Promising biomedical uses for nonthermal plasma (NTP) in the fields of regenerative medicine, cancer therapy, and vaccine delivery involve the noninvasive application of uniform nonequilibrium plasma (including dielectric barrier discharge plasma) to living skin. Whereas most investigations have focused on achieving desired therapeutic outcomes, fewer studies have examined the mechanisms and pathways by which epithelial cells respond to NTP exposure. Using a transwell apical-basolateral-chambered system to culture the human keratinocyte HaCaT cell line, in vitro experiments were performed to demonstrate the effects of nanosecond-pulsed dielectric barrier discharge (nsDBD) plasma on polarized epithelial cell viability, monolayer permeability, intracellular oxidative stress, and the release of adenosine triphosphate (ATP).
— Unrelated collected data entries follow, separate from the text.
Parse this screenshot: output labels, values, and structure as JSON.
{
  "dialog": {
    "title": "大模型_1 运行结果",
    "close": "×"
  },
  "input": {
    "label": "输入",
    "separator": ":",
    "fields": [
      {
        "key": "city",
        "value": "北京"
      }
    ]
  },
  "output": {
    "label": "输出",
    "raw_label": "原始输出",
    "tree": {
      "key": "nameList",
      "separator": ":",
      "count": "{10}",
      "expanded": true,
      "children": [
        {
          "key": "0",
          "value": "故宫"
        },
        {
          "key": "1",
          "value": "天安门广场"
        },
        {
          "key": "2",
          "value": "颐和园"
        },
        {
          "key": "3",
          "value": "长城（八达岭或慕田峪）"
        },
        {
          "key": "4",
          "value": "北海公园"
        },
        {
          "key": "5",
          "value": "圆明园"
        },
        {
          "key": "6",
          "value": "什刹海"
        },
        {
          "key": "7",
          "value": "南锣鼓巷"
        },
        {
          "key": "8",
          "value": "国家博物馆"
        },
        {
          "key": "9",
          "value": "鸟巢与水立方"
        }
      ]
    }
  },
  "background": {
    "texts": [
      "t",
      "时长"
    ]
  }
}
Application of nsDBD plasma at 60 Hz or below had minimal or no effect on HaCaT monolayer viability or permeability. nsDBD plasma exposure did, however, result in frequency-dependent reductions in intracellular glutathione (indicating direct induction of oxidative stress by nsDBD plasma) and increased extracellular ATP concentrations in the ba-solateral (subepithelial) media, which are indicators of cellular stress and an NTP-induced inflammatory response. These studies provide new insights into nsDBD plasma-induced inflammation and local innate immune responses initiated by polarized epithelial tissues.